Regardless of its issues, online journalism is the future and can’t be avoided. CNN, Wall Street Journal, New York Times, The Washington Post, Daily Mail, Daily Telegraph and other respected global newspapers are all online with increasing dwindling print pages and copies. In Nigeria, top newspapers are investing massively in online versions and competing well online with smaller players. Punch, BusinessDay and Vanguard are classical cases. The Guardian and Sun are picking up the pace. Many senior journalists formerly writing for popular print media houses but have been axed owing to the wobbly economy now run their start-up online newspapers and many small platforms now have highly skilled and experienced hands behind them, opening up the space for intense competition and the survival of the strongest.

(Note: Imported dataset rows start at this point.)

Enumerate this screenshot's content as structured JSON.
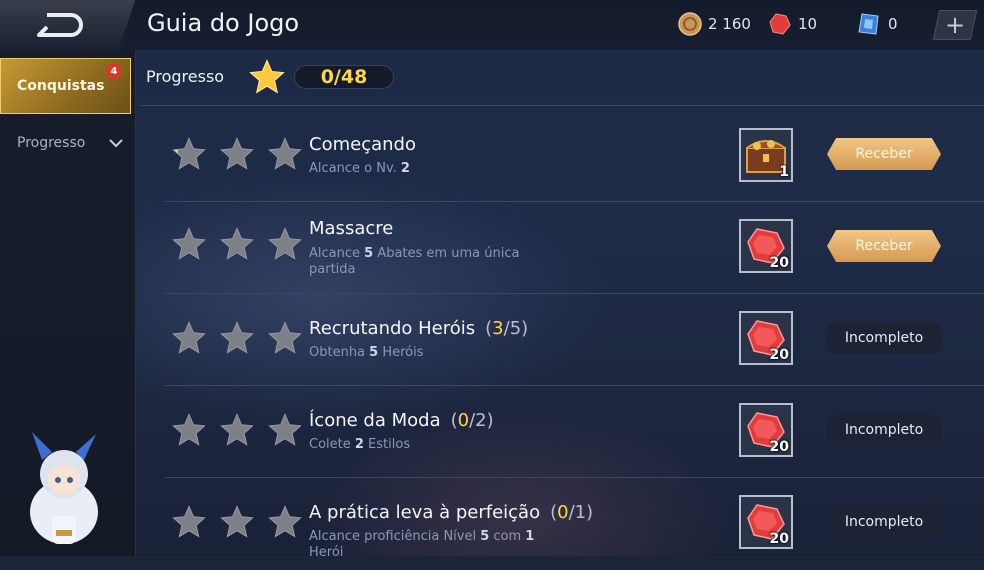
{
  "header": {
    "title": "Guia do Jogo",
    "coins": "2 160",
    "gems": "10",
    "tickets": "0",
    "add_label": "+"
  },
  "sidebar": {
    "active_tab": "Conquistas",
    "active_badge": "4",
    "secondary_tab": "Progresso"
  },
  "progress": {
    "label": "Progresso",
    "value": "0/48",
    "stars_earned": 0,
    "stars_total": 48
  },
  "achievements": [
    {
      "title": "Começando",
      "count_done": "",
      "count_total": "",
      "desc_pre": "Alcance o Nv. ",
      "desc_num": "2",
      "desc_post": "",
      "desc_num2": "",
      "desc_post2": "",
      "reward_icon": "treasure-chest-icon",
      "reward_qty": "1",
      "button": "Receber",
      "button_state": "claim",
      "stars_filled": 0.15
    },
    {
      "title": "Massacre",
      "count_done": "",
      "count_total": "",
      "desc_pre": "Alcance ",
      "desc_num": "5",
      "desc_post": " Abates em uma única partida",
      "desc_num2": "",
      "desc_post2": "",
      "reward_icon": "red-gem-icon",
      "reward_qty": "20",
      "button": "Receber",
      "button_state": "claim",
      "stars_filled": 0
    },
    {
      "title": "Recrutando Heróis",
      "count_done": "3",
      "count_total": "5",
      "desc_pre": "Obtenha ",
      "desc_num": "5",
      "desc_post": " Heróis",
      "desc_num2": "",
      "desc_post2": "",
      "reward_icon": "red-gem-icon",
      "reward_qty": "20",
      "button": "Incompleto",
      "button_state": "incomplete",
      "stars_filled": 0
    },
    {
      "title": "Ícone da Moda",
      "count_done": "0",
      "count_total": "2",
      "desc_pre": "Colete ",
      "desc_num": "2",
      "desc_post": " Estilos",
      "desc_num2": "",
      "desc_post2": "",
      "reward_icon": "red-gem-icon",
      "reward_qty": "20",
      "button": "Incompleto",
      "button_state": "incomplete",
      "stars_filled": 0
    },
    {
      "title": "A prática leva à perfeição",
      "count_done": "0",
      "count_total": "1",
      "desc_pre": "Alcance proficiência Nível ",
      "desc_num": "5",
      "desc_post": " com ",
      "desc_num2": "1",
      "desc_post2": " Herói",
      "reward_icon": "red-gem-icon",
      "reward_qty": "20",
      "button": "Incompleto",
      "button_state": "incomplete",
      "stars_filled": 0
    }
  ],
  "colors": {
    "gold": "#ffd54a",
    "claim_button": "#e3ad66",
    "gem_red": "#e23b3b"
  }
}
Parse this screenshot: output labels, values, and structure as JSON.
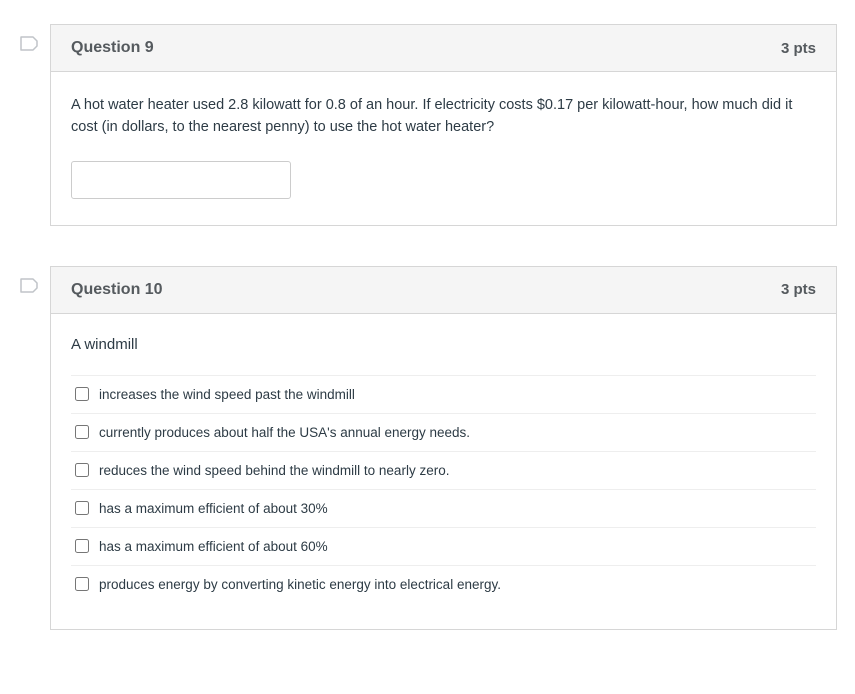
{
  "questions": [
    {
      "title": "Question 9",
      "points": "3 pts",
      "text": "A hot water heater used 2.8 kilowatt for 0.8 of an hour. If electricity costs $0.17 per kilowatt-hour, how much did it cost (in dollars, to the nearest penny) to use the hot water heater?",
      "input_value": ""
    },
    {
      "title": "Question 10",
      "points": "3 pts",
      "prompt": "A windmill",
      "options": [
        "increases the wind speed past the windmill",
        "currently produces about half the USA's annual energy needs.",
        "reduces the wind speed behind the windmill to nearly zero.",
        "has a maximum efficient of about 30%",
        "has a maximum efficient of about 60%",
        "produces energy by converting kinetic energy into electrical energy."
      ]
    }
  ]
}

Globally, more eyeballs continue to converge on mobile phone and devices, as such, reinforcing the indispensability of everything online especially mobile -retail, gaming, shopping, banking etc. Government, on its end, is also making frantic efforts, under the guise of fixing the challenges of information flow online, to regulate the social and online media space but gagging opposing voices and views has been reported identified as the core target.
Unfortunately, the platform with the highest viewers, and by extension influence, rules the online space. And because more people prefer to read gossips and junks more, serious writers aren’t getting as much traction. So, many serious ones are courting a bit of sensation just to spice up and catch up.
As most of the damage done online with respect to information dissemination is by the itchy-finger public that share just anything on social media- WhatsApp, Facebook and Twitter, government and social media companies should intensify awareness programs to discourage the habit of just sharing information on social media without verifying source and authenticity. Information should be questioned and certified true by relevant authority before being circulated. In the same vein, the government should not regulate but allow the existing laws of libel applicable to print media to also operate online.
Online Media groups and clusters should be encouraged through which training and retraining can be done consistently to bridge the skill gaps. Corporate organizations don’t have a choice than to work with online newspapers, therefore, should key into the cluster groups and court sincere relationships.
Finally, online newspaper groups should step up the practice with some mild self-regulation through cluster groups under whose supervision sub-standard platforms are identified and mentored through crash courses, seminars and peer reviews, and sanctioned when necessary.
Israel O. Bolaji-Gbadamosi is a journalist, Communications Advisor, Public Affairs Analyst and Poet.